Researchers, policymakers, and practitioners are increasingly turning to randomized evaluations to evaluate policy and estimate the causal effect of programs. Compared to other research designs, randomized evaluations are appealing due to their methodological rigor and ability to produce results that are accessible to a variety of audiences (Gueron 2016). Evidence from randomized evaluations has helped policymakers at city, state, and federal levels make informed decisions about which interventions best address social issues.

However, randomized evaluations can be challenging to design and implement in practice—as Glennerster (2017), Gueron (2016), and Karlan and Appel (2016) note. Many challenges arise from program characteristics that, at first glance, may lead stakeholders to conclude that a randomized evaluation is infeasible in their local context.

A number of challenges that evaluators face during a randomized evaluation can be classified as either program design challenges or implementation challenges. While planning an evaluation, constructing a pure comparison group can be difficult if a program functions as an entitlement, has strict eligibility criteria, or when program implementers have sufficient resources to extend the program to every eligible individual in the study area. During the implementation phase of an evaluation, issues can arise if the control group learns of the experiment and reacts unfavorably, which may lead to attrition, or if the control group benefits from or is harmed by the intervention, instead of being unaffected by it. Either scenario could bias the results of an experiment.
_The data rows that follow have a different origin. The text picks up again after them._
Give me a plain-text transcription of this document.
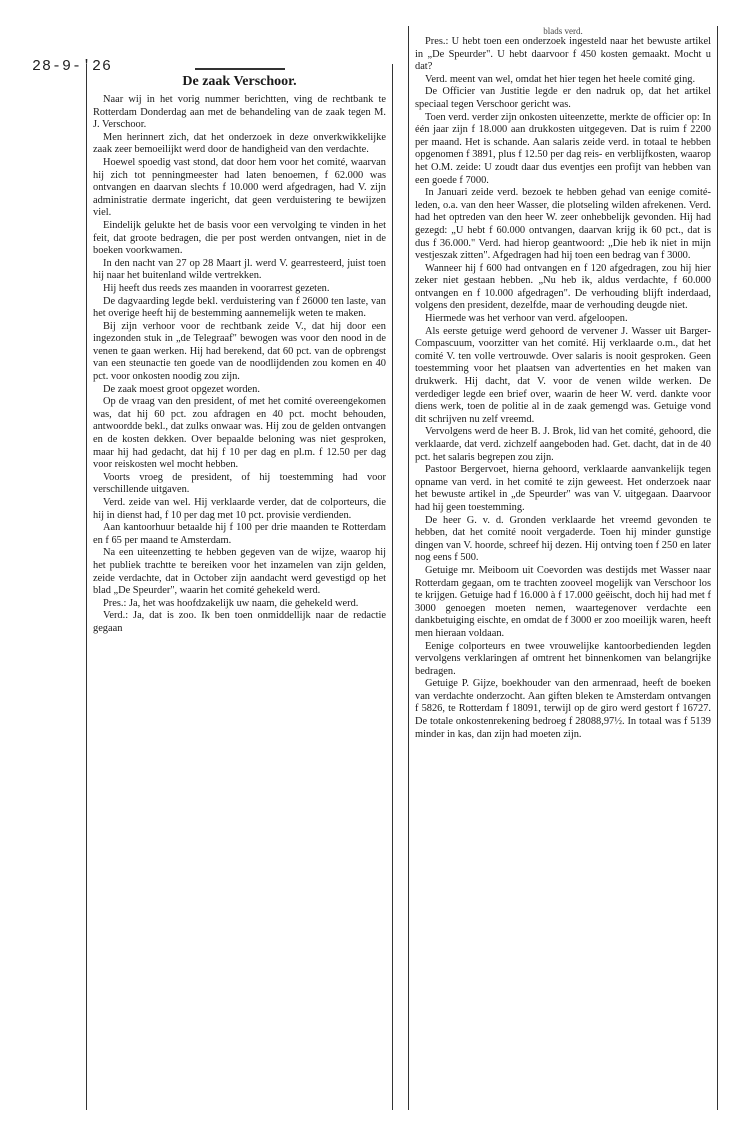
28-9-'26
De zaak Verschoor.

Naar wij in het vorig nummer berichtten, ving de rechtbank te Rotterdam Donderdag aan met de behandeling van de zaak tegen M. J. Verschoor.

Men herinnert zich, dat het onderzoek in deze onverkwikkelijke zaak zeer bemoeilijkt werd door de handigheid van den verdachte.

Hoewel spoedig vast stond, dat door hem voor het comité, waarvan hij zich tot penningmeester had laten benoemen, f 62.000 was ontvangen en daarvan slechts f 10.000 werd afgedragen, had V. zijn administratie dermate ingericht, dat geen verduistering te bewijzen viel.

Eindelijk gelukte het de basis voor een vervolging te vinden in het feit, dat groote bedragen, die per post werden ontvangen, niet in de boeken voorkwamen.

In den nacht van 27 op 28 Maart jl. werd V. gearresteerd, juist toen hij naar het buitenland wilde vertrekken.

Hij heeft dus reeds zes maanden in voorarrest gezeten.

De dagvaarding legde bekl. verduistering van f 26000 ten laste, van het overige heeft hij de bestemming aannemelijk weten te maken.

Bij zijn verhoor voor de rechtbank zeide V., dat hij door een ingezonden stuk in „de Telegraaf" bewogen was voor den nood in de venen te gaan werken. Hij had berekend, dat 60 pct. van de opbrengst van een steunactie ten goede van de noodlijdenden zou komen en 40 pct. voor onkosten noodig zou zijn.

De zaak moest groot opgezet worden.

Op de vraag van den president, of met het comité overeengekomen was, dat hij 60 pct. zou afdragen en 40 pct. mocht behouden, antwoordde bekl., dat zulks onwaar was. Hij zou de gelden ontvangen en de kosten dekken. Over bepaalde beloning was niet gesproken, maar hij had gedacht, dat hij f 10 per dag en pl.m. f 12.50 per dag voor reiskosten wel mocht hebben.

Voorts vroeg de president, of hij toestemming had voor verschillende uitgaven.

Verd. zeide van wel. Hij verklaarde verder, dat de colporteurs, die hij in dienst had, f 10 per dag met 10 pct. provisie verdienden.

Aan kantoorhuur betaalde hij f 100 per drie maanden te Rotterdam en f 65 per maand te Amsterdam.

Na een uiteenzetting te hebben gegeven van de wijze, waarop hij het publiek trachtte te bereiken voor het inzamelen van zijn gelden, zeide verdachte, dat in October zijn aandacht werd gevestigd op het blad „De Speurder", waarin het comité gehekeld werd.

Pres.: Ja, het was hoofdzakelijk uw naam, die gehekeld werd.

Verd.: Ja, dat is zoo. Ik ben toen onmiddellijk naar de redactie gegaan

blads verd.

Pres.: U hebt toen een onderzoek ingesteld naar het bewuste artikel in „De Speurder". U hebt daarvoor f 450 kosten gemaakt. Mocht u dat?

Verd. meent van wel, omdat het hier tegen het heele comité ging.

De Officier van Justitie legde er den nadruk op, dat het artikel speciaal tegen Verschoor gericht was.

Toen verd. verder zijn onkosten uiteenzette, merkte de officier op: In één jaar zijn f 18.000 aan drukkosten uitgegeven. Dat is ruim f 2200 per maand. Het is schande. Aan salaris zeide verd. in totaal te hebben opgenomen f 3891, plus f 12.50 per dag reis- en verblijfkosten, waarop het O.M. zeide: U zoudt daar dus eventjes een profijt van hebben van een goede f 7000.

In Januari zeide verd. bezoek te hebben gehad van eenige comité-leden, o.a. van den heer Wasser, die plotseling wilden afrekenen. Verd. had het optreden van den heer W. zeer onhebbelijk gevonden. Hij had gezegd: „U hebt f 60.000 ontvangen, daarvan krijg ik 60 pct., dat is dus f 36.000." Verd. had hierop geantwoord: „Die heb ik niet in mijn vestjeszak zitten". Afgedragen had hij toen een bedrag van f 3000.

Wanneer hij f 600 had ontvangen en f 120 afgedragen, zou hij hier zeker niet gestaan hebben. „Nu heb ik, aldus verdachte, f 60.000 ontvangen en f 10.000 afgedragen". De verhouding blijft inderdaad, volgens den president, dezelfde, maar de verhouding deugde niet.

Hiermede was het verhoor van verd. afgeloopen.

Als eerste getuige werd gehoord de vervener J. Wasser uit Barger-Compascuum, voorzitter van het comité. Hij verklaarde o.m., dat het comité V. ten volle vertrouwde. Over salaris is nooit gesproken. Geen toestemming voor het plaatsen van advertenties en het maken van drukwerk. Hij dacht, dat V. voor de venen wilde werken. De verdediger legde een brief over, waarin de heer W. verd. dankte voor diens werk, toen de politie al in de zaak gemengd was. Getuige vond dit schrijven nu zelf vreemd.

Vervolgens werd de heer B. J. Brok, lid van het comité, gehoord, die verklaarde, dat verd. zichzelf aangeboden had. Get. dacht, dat in de 40 pct. het salaris begrepen zou zijn.

Pastoor Bergervoet, hierna gehoord, verklaarde aanvankelijk tegen opname van verd. in het comité te zijn geweest. Het onderzoek naar het bewuste artikel in „de Speurder" was van V. uitgegaan. Daarvoor had hij geen toestemming.

De heer G. v. d. Gronden verklaarde het vreemd gevonden te hebben, dat het comité nooit vergaderde. Toen hij minder gunstige dingen van V. hoorde, schreef hij dezen. Hij ontving toen f 250 en later nog eens f 500.

Getuige mr. Meiboom uit Coevorden was destijds met Wasser naar Rotterdam gegaan, om te trachten zooveel mogelijk van Verschoor los te krijgen. Getuige had f 16.000 à f 17.000 geëischt, doch hij had met f 3000 genoegen moeten nemen, waartegenover verdachte een dankbetuiging eischte, en omdat de f 3000 er zoo moeilijk waren, heeft men hieraan voldaan.

Eenige colporteurs en twee vrouwelijke kantoorbedienden legden vervolgens verklaringen af omtrent het binnenkomen van belangrijke bedragen.

Getuige P. Gijze, boekhouder van den armenraad, heeft de boeken van verdachte onderzocht. Aan giften bleken te Amsterdam ontvangen f 5826, te Rotterdam f 18091, terwijl op de giro werd gestort f 16727. De totale onkostenrekening bedroeg f 28088,97½. In totaal was f 5139 minder in kas, dan zijn had moeten zijn.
These challenges help to explain why, despite their appeal, randomized evaluations are not as common as they could be in evaluating social programs (Buck and McGee 2015).

Using the context of ongoing and completed randomized evaluations of programs to reduce poverty, this poster highlights a selection of challenges that researchers and implementing partners face and proposes research design solutions. We detail several research designs that accommodate existing programs and mitigate foreseeable implementation challenges to demonstrate the flexibility of randomized evaluations across contexts. With an understanding of how to adjust randomized evaluations to work with diverse programs, researchers, policymakers, and practitioners will be better poised to design evaluations and produce rigorous evidence to inform policy.

References

Buck, Stuart, and Josh McGee. 2015. “Why Government Needs More Randomized Controlled Trials: Refuting the Myths.” Houston: Laura and John Arnold Foundation.

Glennerster, Rachel. 2017. “The Practicalities of Running Randomized Evaluations: Partnerships, Measurement, Ethics, and Transparency.” In Handbook of Field Experiments, edited by Esther Duflo and Abhijit Banerjee. Amsterdam: Elsevier.

Gueron, Judith M. 2016. “The Politics and Practice of Social Experiments: Seeds of a Revolution.” Working Paper. MDRC, May. http://www.mdrc.org/sites/default/files/2016_Gueron_MDRC_Working_Paper.pdf.

Karlan, Dean, and Jacob Appel. 2016. Failing in the Field: What We Can Learn When Field Research Goes Wrong. Princeton: Princeton University Press.